Still, top surgery made painkillers inevitable. I doubled down on my recovery meetings, created a care plan with my doctor, and looked into non-opioid options. I didn’t want to relapse over my transition — I wanted to enjoy my body. 

Top surgery is a double incision mastectomy with nipple grafts, the aesthetic masculinization of my chest. My surgeon marked my chest with purple Sharpie and folded my breasts like soft origami. She drew the places where she would make the incisions, peel my skin back, cut the excess pieces away, and scrape off the yellow tissue over my pectorals, relocating it higher inside my chest. She drew nickel-sized circles near my armpits. My nipples were trimmed down into smaller circles and then stitched on, with only part of their original nervous structure intact. The whole procedure took three hours.

After, I felt like I’d been run over by a truck. My chest was packed with gauze and wrapped so tightly I could hardly breathe. The pain didn’t show up until the next day, when I woke up on my sofa feeling weak and groggy. My caregivers marked each dose of Vicodin on a sheet of paper on the coffee table, next to the small bouquet of pill bottles. 

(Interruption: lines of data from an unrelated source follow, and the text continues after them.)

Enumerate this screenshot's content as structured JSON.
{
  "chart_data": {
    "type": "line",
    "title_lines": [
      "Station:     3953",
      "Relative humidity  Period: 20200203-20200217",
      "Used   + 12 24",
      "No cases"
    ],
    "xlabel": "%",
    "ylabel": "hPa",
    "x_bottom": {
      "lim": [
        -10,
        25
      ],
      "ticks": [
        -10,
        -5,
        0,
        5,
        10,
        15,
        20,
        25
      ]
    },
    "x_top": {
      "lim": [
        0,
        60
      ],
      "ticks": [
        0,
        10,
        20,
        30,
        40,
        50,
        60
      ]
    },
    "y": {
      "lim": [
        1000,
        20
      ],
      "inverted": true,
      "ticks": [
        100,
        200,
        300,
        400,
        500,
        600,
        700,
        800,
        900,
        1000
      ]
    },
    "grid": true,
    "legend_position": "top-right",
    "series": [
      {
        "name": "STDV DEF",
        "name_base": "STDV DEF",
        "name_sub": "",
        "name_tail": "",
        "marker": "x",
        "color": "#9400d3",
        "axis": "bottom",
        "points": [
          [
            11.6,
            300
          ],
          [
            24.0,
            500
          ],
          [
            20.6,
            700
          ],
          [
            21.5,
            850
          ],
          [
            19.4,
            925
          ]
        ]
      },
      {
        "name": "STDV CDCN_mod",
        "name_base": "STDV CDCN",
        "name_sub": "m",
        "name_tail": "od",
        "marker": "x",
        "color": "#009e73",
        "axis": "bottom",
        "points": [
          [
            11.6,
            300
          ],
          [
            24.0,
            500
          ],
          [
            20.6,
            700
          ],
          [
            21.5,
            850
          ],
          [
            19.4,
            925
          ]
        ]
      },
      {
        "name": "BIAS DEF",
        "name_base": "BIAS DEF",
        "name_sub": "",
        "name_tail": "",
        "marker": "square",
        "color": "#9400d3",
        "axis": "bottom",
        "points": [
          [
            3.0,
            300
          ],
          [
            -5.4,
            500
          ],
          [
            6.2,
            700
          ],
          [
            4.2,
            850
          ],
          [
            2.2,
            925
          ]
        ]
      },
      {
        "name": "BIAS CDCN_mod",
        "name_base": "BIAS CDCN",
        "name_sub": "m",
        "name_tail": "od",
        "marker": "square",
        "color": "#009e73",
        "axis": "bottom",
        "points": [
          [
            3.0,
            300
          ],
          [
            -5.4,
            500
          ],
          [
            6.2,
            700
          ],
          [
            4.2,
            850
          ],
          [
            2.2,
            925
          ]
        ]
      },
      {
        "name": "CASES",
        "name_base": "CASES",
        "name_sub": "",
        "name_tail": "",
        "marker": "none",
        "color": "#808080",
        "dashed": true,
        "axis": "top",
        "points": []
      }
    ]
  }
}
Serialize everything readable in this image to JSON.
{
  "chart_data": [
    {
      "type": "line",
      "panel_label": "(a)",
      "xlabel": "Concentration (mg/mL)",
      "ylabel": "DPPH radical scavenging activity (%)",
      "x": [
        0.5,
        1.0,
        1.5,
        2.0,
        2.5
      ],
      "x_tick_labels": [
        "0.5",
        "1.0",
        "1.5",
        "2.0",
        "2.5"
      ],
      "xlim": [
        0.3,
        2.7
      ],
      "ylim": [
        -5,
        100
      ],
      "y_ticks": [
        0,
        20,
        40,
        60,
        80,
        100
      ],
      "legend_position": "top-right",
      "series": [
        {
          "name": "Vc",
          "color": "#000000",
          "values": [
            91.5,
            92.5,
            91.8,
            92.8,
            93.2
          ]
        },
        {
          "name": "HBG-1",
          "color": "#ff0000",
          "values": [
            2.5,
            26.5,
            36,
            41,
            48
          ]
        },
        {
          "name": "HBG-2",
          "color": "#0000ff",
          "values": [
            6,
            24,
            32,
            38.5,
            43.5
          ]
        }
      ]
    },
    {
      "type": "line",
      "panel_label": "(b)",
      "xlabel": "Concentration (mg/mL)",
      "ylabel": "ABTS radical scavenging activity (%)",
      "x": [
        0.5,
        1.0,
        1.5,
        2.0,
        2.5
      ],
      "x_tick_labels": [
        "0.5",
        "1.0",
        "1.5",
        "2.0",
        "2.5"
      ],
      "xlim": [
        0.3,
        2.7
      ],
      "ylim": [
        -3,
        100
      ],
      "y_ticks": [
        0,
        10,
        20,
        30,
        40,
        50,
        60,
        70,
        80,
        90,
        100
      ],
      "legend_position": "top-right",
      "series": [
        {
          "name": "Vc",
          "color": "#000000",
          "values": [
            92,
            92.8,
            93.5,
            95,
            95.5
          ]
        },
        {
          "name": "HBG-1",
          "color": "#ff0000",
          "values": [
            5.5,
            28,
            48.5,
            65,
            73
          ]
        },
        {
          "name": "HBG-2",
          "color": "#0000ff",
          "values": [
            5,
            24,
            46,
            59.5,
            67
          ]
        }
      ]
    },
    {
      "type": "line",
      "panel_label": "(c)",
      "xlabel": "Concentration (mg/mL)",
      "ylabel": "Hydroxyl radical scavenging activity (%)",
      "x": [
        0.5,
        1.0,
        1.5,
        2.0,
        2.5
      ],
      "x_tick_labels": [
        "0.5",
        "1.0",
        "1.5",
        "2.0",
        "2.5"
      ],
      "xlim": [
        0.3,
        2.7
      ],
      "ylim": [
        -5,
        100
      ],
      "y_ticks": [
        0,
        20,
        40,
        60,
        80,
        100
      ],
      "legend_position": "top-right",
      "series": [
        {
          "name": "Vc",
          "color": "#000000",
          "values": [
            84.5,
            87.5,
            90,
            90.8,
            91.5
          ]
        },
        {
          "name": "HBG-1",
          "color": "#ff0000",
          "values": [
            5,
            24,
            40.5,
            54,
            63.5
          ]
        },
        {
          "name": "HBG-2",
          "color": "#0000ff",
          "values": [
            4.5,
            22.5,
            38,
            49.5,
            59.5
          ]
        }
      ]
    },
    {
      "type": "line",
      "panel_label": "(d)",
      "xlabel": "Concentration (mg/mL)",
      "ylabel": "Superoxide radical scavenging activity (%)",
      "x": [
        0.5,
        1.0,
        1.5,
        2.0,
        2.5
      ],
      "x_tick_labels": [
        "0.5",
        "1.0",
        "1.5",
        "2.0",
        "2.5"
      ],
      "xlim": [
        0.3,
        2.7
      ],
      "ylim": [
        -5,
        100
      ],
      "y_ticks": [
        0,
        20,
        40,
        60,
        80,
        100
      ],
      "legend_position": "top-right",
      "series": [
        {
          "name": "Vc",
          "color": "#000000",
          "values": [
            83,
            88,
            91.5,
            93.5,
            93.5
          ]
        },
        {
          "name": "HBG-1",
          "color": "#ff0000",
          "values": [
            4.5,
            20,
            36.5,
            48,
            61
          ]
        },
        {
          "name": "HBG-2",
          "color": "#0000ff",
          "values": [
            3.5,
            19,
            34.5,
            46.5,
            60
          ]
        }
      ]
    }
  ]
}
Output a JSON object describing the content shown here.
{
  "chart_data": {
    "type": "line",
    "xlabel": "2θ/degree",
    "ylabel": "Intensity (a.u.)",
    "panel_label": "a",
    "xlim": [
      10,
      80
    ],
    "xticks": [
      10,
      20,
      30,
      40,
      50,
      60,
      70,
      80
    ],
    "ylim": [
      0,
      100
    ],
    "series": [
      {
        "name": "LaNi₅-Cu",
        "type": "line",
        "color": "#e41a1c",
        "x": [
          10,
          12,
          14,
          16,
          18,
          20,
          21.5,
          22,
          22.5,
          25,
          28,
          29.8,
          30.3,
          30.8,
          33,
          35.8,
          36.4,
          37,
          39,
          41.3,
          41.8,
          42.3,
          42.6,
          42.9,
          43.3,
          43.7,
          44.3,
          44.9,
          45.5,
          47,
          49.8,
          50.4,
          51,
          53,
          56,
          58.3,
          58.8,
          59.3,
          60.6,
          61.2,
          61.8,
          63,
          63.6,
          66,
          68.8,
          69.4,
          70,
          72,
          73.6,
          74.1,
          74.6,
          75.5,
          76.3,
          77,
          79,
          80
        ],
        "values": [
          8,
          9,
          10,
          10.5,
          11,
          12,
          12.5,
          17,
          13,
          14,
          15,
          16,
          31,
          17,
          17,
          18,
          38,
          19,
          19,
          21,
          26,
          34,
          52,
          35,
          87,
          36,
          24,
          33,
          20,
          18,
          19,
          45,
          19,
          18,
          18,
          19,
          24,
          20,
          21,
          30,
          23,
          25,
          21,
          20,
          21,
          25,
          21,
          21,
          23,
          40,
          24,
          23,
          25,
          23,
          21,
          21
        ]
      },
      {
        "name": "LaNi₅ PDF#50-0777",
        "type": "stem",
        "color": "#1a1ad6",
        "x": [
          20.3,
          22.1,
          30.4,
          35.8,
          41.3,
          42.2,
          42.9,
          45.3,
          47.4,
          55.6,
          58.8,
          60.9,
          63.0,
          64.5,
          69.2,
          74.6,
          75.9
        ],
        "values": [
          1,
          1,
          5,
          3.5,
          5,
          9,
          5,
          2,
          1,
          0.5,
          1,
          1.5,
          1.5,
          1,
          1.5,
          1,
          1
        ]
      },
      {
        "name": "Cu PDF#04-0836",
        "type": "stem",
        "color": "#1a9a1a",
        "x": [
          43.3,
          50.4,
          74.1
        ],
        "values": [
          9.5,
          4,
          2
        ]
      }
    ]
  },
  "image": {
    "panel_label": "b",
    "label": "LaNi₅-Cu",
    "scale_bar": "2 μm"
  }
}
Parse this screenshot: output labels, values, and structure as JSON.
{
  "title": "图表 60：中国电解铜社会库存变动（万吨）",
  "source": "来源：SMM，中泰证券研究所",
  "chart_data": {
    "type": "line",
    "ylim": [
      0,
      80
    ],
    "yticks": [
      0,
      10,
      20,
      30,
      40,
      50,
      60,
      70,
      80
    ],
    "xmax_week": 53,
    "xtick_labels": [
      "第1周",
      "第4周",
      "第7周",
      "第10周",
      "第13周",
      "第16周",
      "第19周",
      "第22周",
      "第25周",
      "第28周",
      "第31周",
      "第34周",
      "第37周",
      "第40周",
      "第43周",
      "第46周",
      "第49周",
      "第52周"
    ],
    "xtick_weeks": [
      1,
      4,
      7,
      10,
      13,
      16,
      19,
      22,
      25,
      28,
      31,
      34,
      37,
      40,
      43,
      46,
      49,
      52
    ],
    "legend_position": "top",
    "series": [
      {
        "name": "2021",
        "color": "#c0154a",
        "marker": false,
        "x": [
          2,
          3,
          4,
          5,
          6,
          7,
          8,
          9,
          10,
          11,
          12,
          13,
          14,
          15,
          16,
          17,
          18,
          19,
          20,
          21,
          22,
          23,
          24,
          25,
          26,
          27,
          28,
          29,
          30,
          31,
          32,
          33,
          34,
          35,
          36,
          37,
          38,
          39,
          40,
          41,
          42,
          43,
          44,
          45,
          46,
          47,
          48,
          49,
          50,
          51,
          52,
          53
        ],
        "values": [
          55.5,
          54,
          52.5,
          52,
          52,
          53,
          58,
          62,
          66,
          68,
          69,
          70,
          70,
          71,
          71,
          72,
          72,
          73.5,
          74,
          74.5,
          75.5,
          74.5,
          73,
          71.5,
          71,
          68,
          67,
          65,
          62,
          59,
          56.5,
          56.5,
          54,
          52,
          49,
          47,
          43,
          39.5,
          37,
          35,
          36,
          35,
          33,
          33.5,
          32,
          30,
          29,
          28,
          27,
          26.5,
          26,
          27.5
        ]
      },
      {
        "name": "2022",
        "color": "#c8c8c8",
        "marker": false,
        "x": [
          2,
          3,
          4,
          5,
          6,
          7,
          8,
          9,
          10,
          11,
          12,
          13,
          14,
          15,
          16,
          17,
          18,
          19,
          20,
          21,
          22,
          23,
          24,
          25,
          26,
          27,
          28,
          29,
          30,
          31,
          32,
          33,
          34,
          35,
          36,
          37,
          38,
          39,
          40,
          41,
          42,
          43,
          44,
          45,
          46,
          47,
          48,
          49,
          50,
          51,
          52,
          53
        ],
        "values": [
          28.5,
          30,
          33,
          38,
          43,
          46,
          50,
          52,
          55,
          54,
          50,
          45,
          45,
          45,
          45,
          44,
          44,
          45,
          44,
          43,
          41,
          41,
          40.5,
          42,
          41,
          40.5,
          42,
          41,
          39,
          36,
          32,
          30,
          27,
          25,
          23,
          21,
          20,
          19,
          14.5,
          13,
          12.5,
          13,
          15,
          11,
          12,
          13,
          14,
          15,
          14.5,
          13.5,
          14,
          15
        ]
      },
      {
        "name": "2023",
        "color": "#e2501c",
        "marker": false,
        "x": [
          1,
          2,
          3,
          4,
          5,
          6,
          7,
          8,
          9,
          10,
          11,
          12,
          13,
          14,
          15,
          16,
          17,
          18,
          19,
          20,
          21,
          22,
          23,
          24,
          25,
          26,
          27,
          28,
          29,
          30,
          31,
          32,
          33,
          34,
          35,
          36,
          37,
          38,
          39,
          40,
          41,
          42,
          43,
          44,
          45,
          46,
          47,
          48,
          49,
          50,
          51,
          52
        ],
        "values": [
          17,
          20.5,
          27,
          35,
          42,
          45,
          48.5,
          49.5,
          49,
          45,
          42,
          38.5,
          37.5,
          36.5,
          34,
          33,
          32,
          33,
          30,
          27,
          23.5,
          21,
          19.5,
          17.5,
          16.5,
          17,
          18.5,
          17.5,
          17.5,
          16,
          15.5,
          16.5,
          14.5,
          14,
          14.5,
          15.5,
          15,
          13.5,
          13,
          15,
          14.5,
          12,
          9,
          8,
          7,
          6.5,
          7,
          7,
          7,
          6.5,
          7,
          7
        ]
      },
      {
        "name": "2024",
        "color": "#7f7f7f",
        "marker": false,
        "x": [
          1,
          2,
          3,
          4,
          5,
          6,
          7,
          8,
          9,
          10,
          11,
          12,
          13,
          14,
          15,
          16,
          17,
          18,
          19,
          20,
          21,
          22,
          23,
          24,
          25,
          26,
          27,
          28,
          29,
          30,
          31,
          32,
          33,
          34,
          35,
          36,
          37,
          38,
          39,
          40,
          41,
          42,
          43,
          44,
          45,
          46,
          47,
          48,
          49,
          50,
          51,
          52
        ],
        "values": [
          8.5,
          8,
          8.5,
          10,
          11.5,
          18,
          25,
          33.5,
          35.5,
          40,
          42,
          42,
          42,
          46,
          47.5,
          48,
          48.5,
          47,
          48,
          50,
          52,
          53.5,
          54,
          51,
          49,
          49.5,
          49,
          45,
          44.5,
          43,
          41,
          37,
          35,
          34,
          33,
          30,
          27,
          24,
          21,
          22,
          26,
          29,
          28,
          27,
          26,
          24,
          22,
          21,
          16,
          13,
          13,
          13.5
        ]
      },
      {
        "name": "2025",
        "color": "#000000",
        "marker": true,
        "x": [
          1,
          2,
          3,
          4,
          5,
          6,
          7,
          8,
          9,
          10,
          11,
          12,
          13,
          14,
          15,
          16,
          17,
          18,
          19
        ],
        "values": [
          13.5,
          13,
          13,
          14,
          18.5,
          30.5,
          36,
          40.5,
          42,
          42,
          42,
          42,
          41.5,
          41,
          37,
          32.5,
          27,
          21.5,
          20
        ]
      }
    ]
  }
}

I had industrial strength anti-inflammatory drugs, an opioid, and a medication that was supposed to prevent infection and blood clots. I don’t remember the names of any of them. All I wanted to do was sleep and drink water, which is what I did. The pills helped me sleep, but after a couple of days, the pain faded and I noticed I was feeling irritable and sour. I stopped taking them and switched to ice packs and ibuprofen instead, reasoning that I would rather be plain uncomfortable than putting my recovery at risk.

Within two weeks, I was back to many of my normal activities. My bandages were removed after a month and I finally saw the neat, pink scars across my chest. I was healing beautifully — in part, my surgeon said, because I was so healthy, so sober, for such a long period of time before going under the knife. 

“Your skin is in excellent shape,” she told me, admiring her handiwork. “In a couple of years, nobody will know you had anything done at all.”

I don’t regret the things I lost, or gave up, in pursuit of myself and my sense of wholeness

There’s a 3% “regret rate” for transgender people who undergo gender-affirming surgeries. I am not in that 3%. I don’t regret the transition. I don’t regret the things I lost, or gave up, in pursuit of myself and my sense of wholeness. Most of all, I don’t regret putting my recovery first. I was scrupulous in my transparency about my issue with opioids and, as a result, I felt supported during an extremely vulnerable time. 

In life, pain is inevitable. Suffering is optional. My sobriety helped me heal in more ways than one. Although my surgery is over, my recovery is ongoing. Every choice I’ve made has eliminated a different type of suffering from my life. I don’t aspire to painlessness. The happiness I feel at living authentically, without fear or self-criticism, makes the painful moments worth it, every time.